Au moment d’écrire ces lignes, Carbo et ses hommes menaient leur série quart-de-finale 3 à 2 contre les Bruins de Boston. Jeudi soir au Centre Bell, les Canadiens n’ont pas réussi à éliminer les Bostonnais (cuisante défaite de 5-1), mais ils pourront le faire dès samedi, ou encore mardi.
Grand objectif
Avant même que les séries s’entament, on pouvait voir que Carbonneau était en mission. Rappelons que lors de la dernière coupe Stanley du Canadien, l’ancien numéro 21 était le capitaine de la formation.
«Je n'ai pas l'intention de perdre. Je me prépare à disputer 28 matchs. À livrer quatre séries de sept parties. Il faut être capable de gagner ces parties serrées. Plus on avance dans les séries et plus il y aura ce genre de matchs âprement disputés. On a fait un bout de chemin, mais il reste un bon bout encore à faire.»

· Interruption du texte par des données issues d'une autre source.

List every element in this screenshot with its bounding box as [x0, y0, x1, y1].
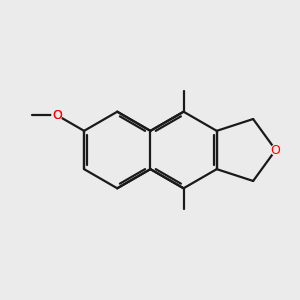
Circle shape: [52, 110, 62, 120]
Text: O: O: [52, 109, 62, 122]
Text: O: O: [52, 109, 62, 122]
Text: O: O: [271, 143, 281, 157]
Circle shape: [271, 145, 281, 155]
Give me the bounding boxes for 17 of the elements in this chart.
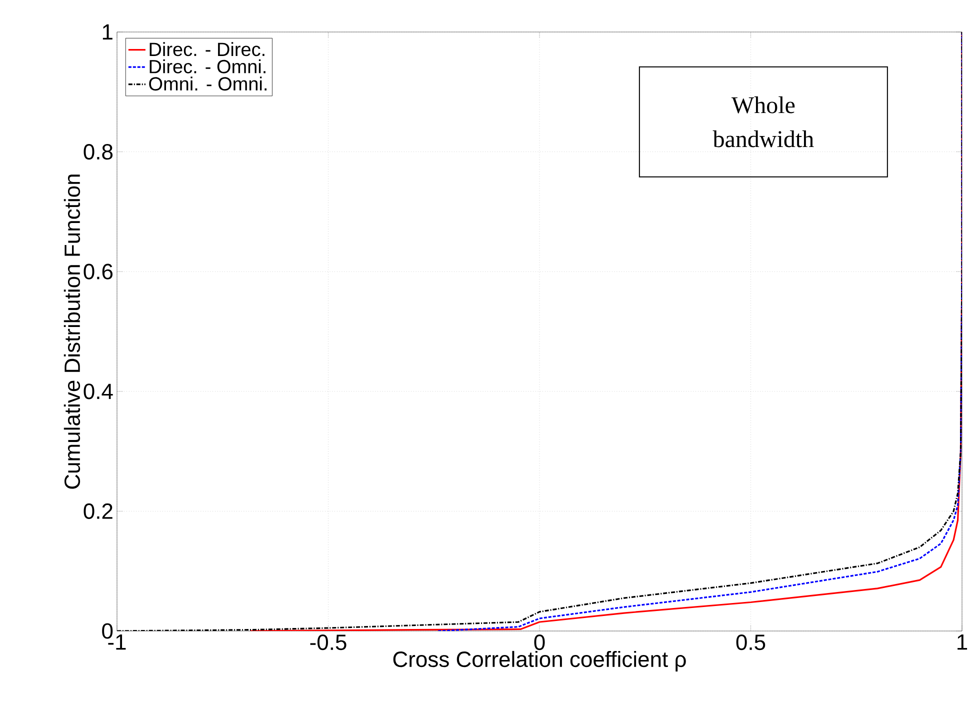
y-tick-label: 0.4 (84, 384, 113, 400)
y-axis-title: Cumulative Distribution Function (64, 174, 80, 489)
y-tick-label: 0.2 (84, 503, 112, 519)
legend-label: Omni. - Omni. (149, 76, 266, 91)
x-tick-label: 0.5 (736, 634, 766, 650)
line-series (437, 32, 962, 631)
y-tick-label: 1 (102, 24, 112, 40)
x-tick-label: 0 (534, 634, 545, 650)
line-series (117, 32, 962, 631)
y-tick-label: 0.6 (84, 264, 113, 280)
legend-label: Direc. - Omni. (150, 59, 266, 74)
legend-label: Direc. - Direc. (150, 42, 264, 56)
x-axis-title: Cross Correlation coefficient ρ (393, 650, 686, 672)
y-tick-label: 0.8 (84, 144, 113, 160)
x-tick-label: -0.5 (310, 634, 346, 650)
x-tick-label: 1 (958, 634, 968, 650)
annotation: Whole bandwidth (712, 96, 814, 148)
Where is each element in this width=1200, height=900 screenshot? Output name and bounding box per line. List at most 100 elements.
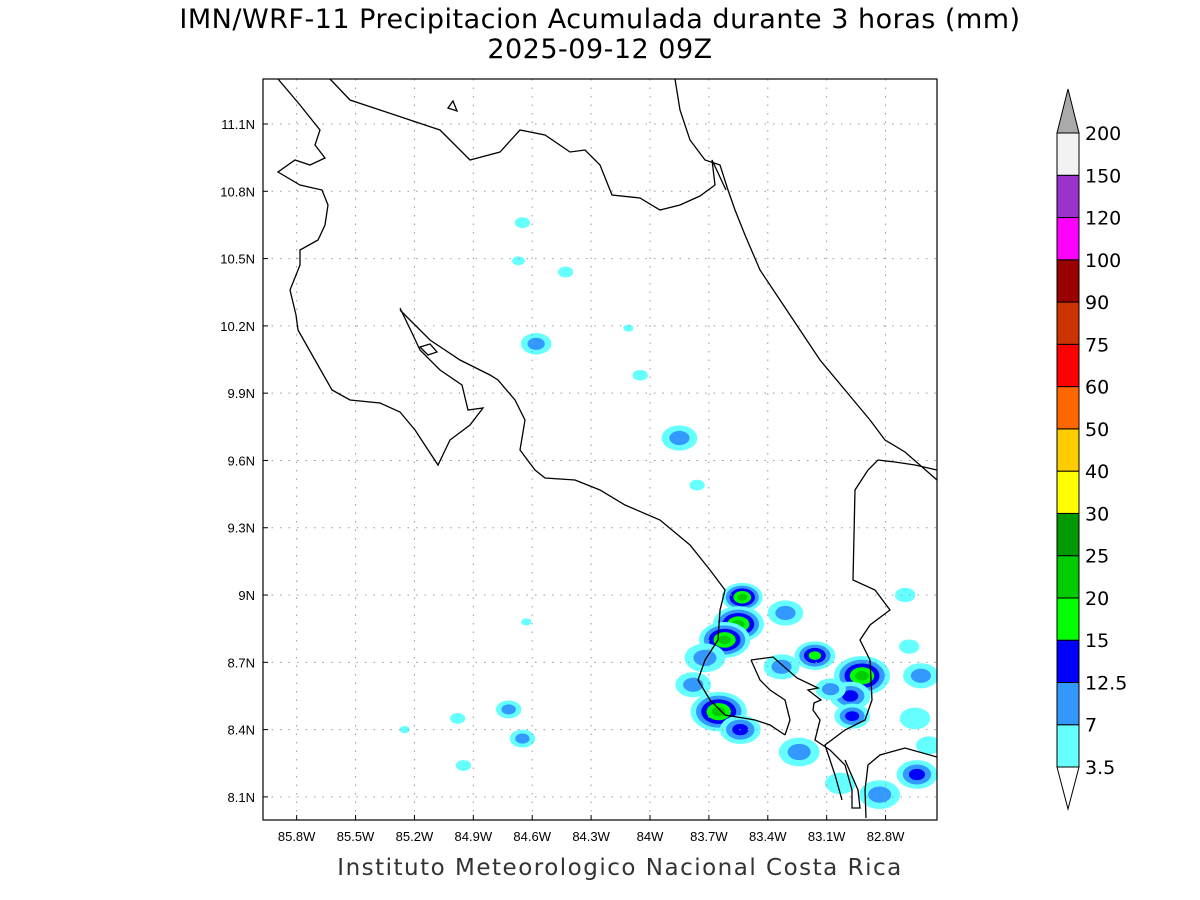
colorbar-label: 25: [1085, 546, 1109, 568]
colorbar-swatch: [1056, 386, 1080, 430]
lon-tick-label: 84.3W: [572, 829, 610, 844]
precip-cell: [899, 707, 931, 730]
colorbar-label: 50: [1085, 419, 1109, 441]
precip-cell: [898, 639, 920, 654]
lon-tick-label: 83.1W: [808, 829, 846, 844]
precip-cell: [449, 713, 466, 724]
lat-tick-label: 8.7N: [228, 655, 255, 670]
colorbar-label: 3.5: [1085, 757, 1115, 779]
lon-tick-label: 85.5W: [337, 829, 375, 844]
precip-cell: [778, 737, 820, 767]
precip-contour-12.5: [908, 768, 926, 781]
precip-contour-3.5: [899, 707, 931, 730]
precip-contour-3.5: [521, 618, 532, 626]
panama-border: [824, 459, 937, 801]
precip-cell: [509, 729, 536, 748]
precip-contour-7: [910, 668, 931, 683]
lon-tick-label: 82.8W: [867, 829, 905, 844]
colorbar-swatch: [1056, 681, 1080, 726]
colorbar-swatch: [1056, 343, 1080, 388]
lat-tick-label: 9.9N: [228, 386, 255, 401]
lat-tick-label: 11.1N: [221, 117, 255, 132]
precip-cell: [794, 641, 836, 670]
panama-coast: [864, 747, 937, 819]
precip-contour-3.5: [512, 256, 525, 266]
colorbar-swatch: [1056, 470, 1080, 514]
precip-contour-7: [527, 337, 545, 350]
footer-credit: Instituto Meteorologico Nacional Costa R…: [337, 855, 903, 881]
precip-contour-3.5: [632, 369, 648, 381]
lat-tick-label: 9.6N: [228, 453, 255, 468]
colorbar-label: 15: [1085, 630, 1109, 652]
lon-tick-label: 84.9W: [455, 829, 493, 844]
precip-contour-7: [868, 786, 892, 803]
precip-cell: [834, 703, 871, 729]
precip-contour-7: [669, 430, 690, 446]
colorbar-swatch: [1056, 259, 1080, 303]
axis-ticks: 85.8W 85.5W 85.2W 84.9W 84.6W 84.3W 84W 83.7W 83…: [220, 117, 905, 844]
colorbar-swatch: [1056, 428, 1080, 472]
lon-tick-label: 85.8W: [278, 829, 316, 844]
precip-contour-3.5: [825, 772, 856, 795]
precip-contour-7: [515, 733, 530, 744]
nicaragua-border: [329, 79, 727, 211]
precip-cell: [632, 369, 648, 381]
precip-contour-3.5: [455, 760, 472, 771]
lat-tick-label: 9N: [238, 588, 255, 603]
precip-contour-3.5: [449, 713, 466, 724]
lon-tick-label: 85.2W: [396, 829, 434, 844]
precip-cell: [495, 700, 522, 719]
precip-cell: [915, 736, 937, 755]
precip-contour-3.5: [898, 639, 920, 654]
lon-tick-label: 83.7W: [690, 829, 728, 844]
precip-contour-20: [711, 706, 726, 717]
lat-tick-label: 10.5N: [220, 252, 255, 267]
colorbar-label: 20: [1085, 588, 1109, 610]
precip-contour-3.5: [623, 324, 634, 332]
colorbar-swatch: [1056, 597, 1080, 641]
precip-cell: [557, 266, 574, 278]
precip-contour-3.5: [915, 736, 937, 755]
island: [418, 343, 439, 356]
precip-contour-12.5: [845, 711, 860, 722]
precip-cell: [896, 760, 937, 789]
colorbar-swatch: [1056, 512, 1080, 557]
pacific-coast-north: [276, 79, 485, 467]
colorbar-label: 120: [1085, 208, 1121, 230]
colorbar-label: 90: [1085, 292, 1109, 314]
osa-west: [750, 659, 791, 736]
precip-cell: [903, 663, 937, 689]
precip-contour-7: [501, 704, 516, 715]
colorbar-max-arrow: [1056, 88, 1080, 134]
precip-contour-20: [855, 670, 869, 681]
precip-contour-20: [737, 593, 748, 601]
precip-cell: [399, 726, 410, 734]
precip-contour-3.5: [514, 217, 531, 229]
precip-cell: [520, 333, 552, 355]
lat-tick-label: 9.3N: [228, 521, 255, 536]
precip-contour-7: [775, 605, 796, 621]
caribbean-coast: [674, 79, 937, 481]
colorbar-label: 100: [1085, 250, 1121, 272]
precip-contour-3.5: [557, 266, 574, 278]
colorbar-label: 40: [1085, 461, 1109, 483]
coastlines: [276, 79, 937, 819]
precip-contour-7: [771, 659, 792, 674]
lat-tick-label: 8.4N: [228, 723, 255, 738]
colorbar-min-arrow: [1056, 766, 1080, 811]
precip-cell: [684, 643, 726, 673]
colorbar-swatch: [1056, 174, 1080, 219]
colorbar-label: 30: [1085, 503, 1109, 525]
colorbar-label: 7: [1085, 715, 1097, 737]
osa-peninsula: [750, 656, 861, 809]
precip-cell: [815, 678, 846, 701]
lon-tick-label: 83.4W: [749, 829, 787, 844]
precip-cell: [521, 618, 532, 626]
colorbar: 3.5 7 12.5 15 20 25 30 40 50 60 75 90 100 120 150 200: [1056, 88, 1127, 811]
precip-cell: [455, 760, 472, 771]
precip-cell: [859, 780, 901, 810]
lat-tick-label: 10.8N: [220, 184, 255, 199]
colorbar-swatch: [1056, 639, 1080, 683]
colorbar-swatch: [1056, 301, 1080, 345]
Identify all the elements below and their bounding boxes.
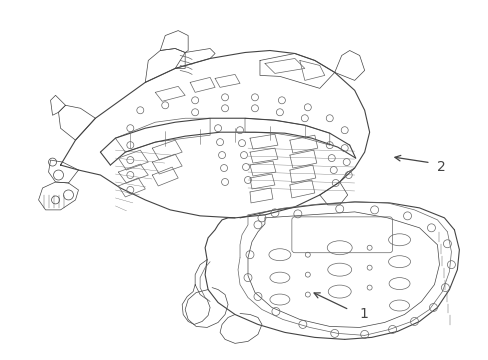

Même si le Canadien devait perdre avant de se rendre à la finale, on pourra dire mission accomplie pour Carbonneau, qui ne cesse de surprendre. Mais il n’a pas l’intention d’abandonner si facilement et la ferveur des partisans se fait ressentir. Avec une victoire possible contre les Bruins en première ronde, tout est amplifié.
«Durant les 45 minutes que je conduis pour me rendre au Centre Bell, je reçois 150 coups de klaxon de partisans qui veulent m'encourager. C'est plaisant, c'est normal, c'est la fièvre des séries.
«Mais il faut protéger nos joueurs. Il est important qu’ils gardent les pieds sur terre. Nos partisans sont enflammés, mais les matchs ne se jouent pas dans les gradins et bien sur la patinoire. Les Bruins ne nous donneront pas cette quatrième victoire...»
À Boston aussi, la série a pris des ampleurs incroyables. Les partisans de l’équipe de Guy Carbonneau s’y sont déplacés en masse lorsque les deux premiers matchs à l’étranger y ont été disputés et gageons que ce sera pareil samedi pour le sixième match.
«Je ne me rappelle pas avoir joué à Boston et avoir vu autant de chandails du Canadien. Nos fans n’avaient pas le courage de le mettre dans le vieux Garden!», s’est-il exclamé.
Pour ce qui est des possibles prochaines rondes, le coach est confiant et rappelle qu’il y a beaucoup d’expérience derrière le banc. Carbo a disputé à lui seul 241 matchs éliminatoires en tant que joueur, tandis que ses adjoints Kirk Muller (résidant de Beaconsfield) et Doug Jarvis en ont respectivement 127 et 105.
«J'ai probablement plus d'expérience en séries que tous les joueurs de l’équipe réunis. Et c'est bien sûr que je vais me servir de cette expérience. Je suis nerveux. Si je ne l'étais pas, ce ne serait pas normal. Et les joueurs le seront aussi. Il faudra juste préparer les gars à canaliser cette nervosité.»